Baker lost her job after she refused to remove books that some people claimed were “inappropriate”.
“You can’t deny someone access because you don’t believe in what it says,” Baker said.
In a special meeting in April, the Llano County Commissioners Court discussed whether to “continue or cease operations of the current physical Llano County Library System,” some claimed there were inappropriate books in the library that needed to be removed.
“These materials cannot be in the library. It has destroyed my family,” said one speaker at the meeting.
Several people speaking said they wanted some books removed.
“When you have sexually explicit material in an area where a 5-year-old can get a hold of it, that is wrong,” said Ervin Light back in April.

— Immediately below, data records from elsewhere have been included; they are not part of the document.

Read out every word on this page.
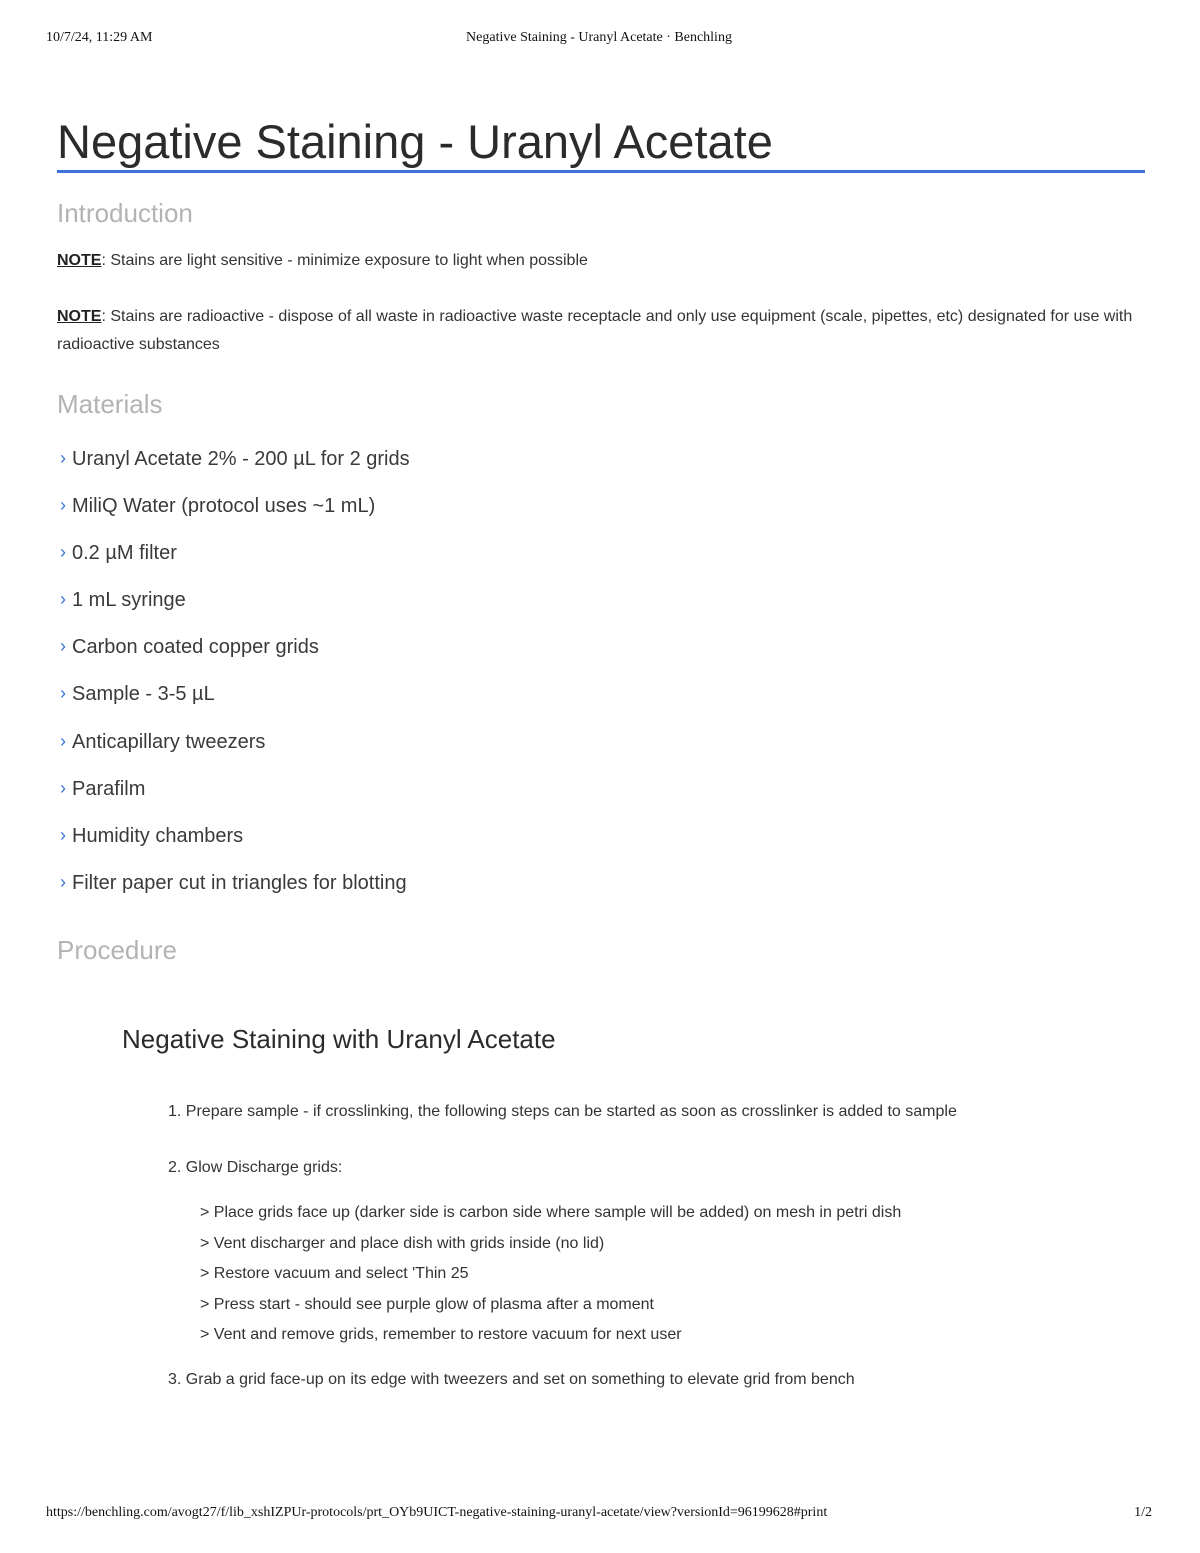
10/7/24, 11:29 AM	Negative Staining - Uranyl Acetate · Benchling
Negative Staining - Uranyl Acetate
Introduction

NOTE: Stains are light sensitive - minimize exposure to light when possible

NOTE: Stains are radioactive - dispose of all waste in radioactive waste receptacle and only use equipment (scale, pipettes, etc) designated for use with radioactive substances

Materials
› Uranyl Acetate 2% - 200 µL for 2 grids
› MiliQ Water (protocol uses ~1 mL)
› 0.2 µM filter
› 1 mL syringe
› Carbon coated copper grids
› Sample - 3-5 µL
› Anticapillary tweezers
› Parafilm
› Humidity chambers
› Filter paper cut in triangles for blotting
Procedure
Negative Staining with Uranyl Acetate

1. Prepare sample - if crosslinking, the following steps can be started as soon as crosslinker is added to sample

2. Glow Discharge grids:

> Place grids face up (darker side is carbon side where sample will be added) on mesh in petri dish
> Vent discharger and place dish with grids inside (no lid)
> Restore vacuum and select 'Thin 25
> Press start - should see purple glow of plasma after a moment
> Vent and remove grids, remember to restore vacuum for next user

3. Grab a grid face-up on its edge with tweezers and set on something to elevate grid from bench

https://benchling.com/avogt27/f/lib_xshIZPUr-protocols/prt_OYb9UICT-negative-staining-uranyl-acetate/view?versionId=96199628#print	1/2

The American Library Association’s Office for Intellectual Freedom (OIF) reported 695 attempts to censor library materials and services and documented challenges to 1,915 unique titles. The number of unique titles challenged has increased by 20 percent from the same reporting period in 2022, the year in which the highest number of book challenges occurred since ALA began compiling this data more than 20 years ago.
“We are ranked number two in the country for the number of books and titles that have been challenged,” said Shirley Robinson with the Texas Library Association.
The association said parents have to be involved in the books their children pick up to read.
“It is vitally important for parents to get involved in the choices that their child is reading and to make sure the books they are bringing home reflect their own family values, but you don’t have that right to make that choice for another family’s child,” said Robinson.
This weekend, the Texas Book Festival kicks off in Austin. One panel discussion titled “Threats to Freedom of Expression” will feature two authors who have had their books banned.
“The right to read, write and think freely is the cornerstone of our democracy, so our organization will always champion that right,” said Hannah Gabel, literary director for the Texas Book Festival.
“Books help inform young children, as well as adults and provide them with the language they need to describe experiences that they have been through.”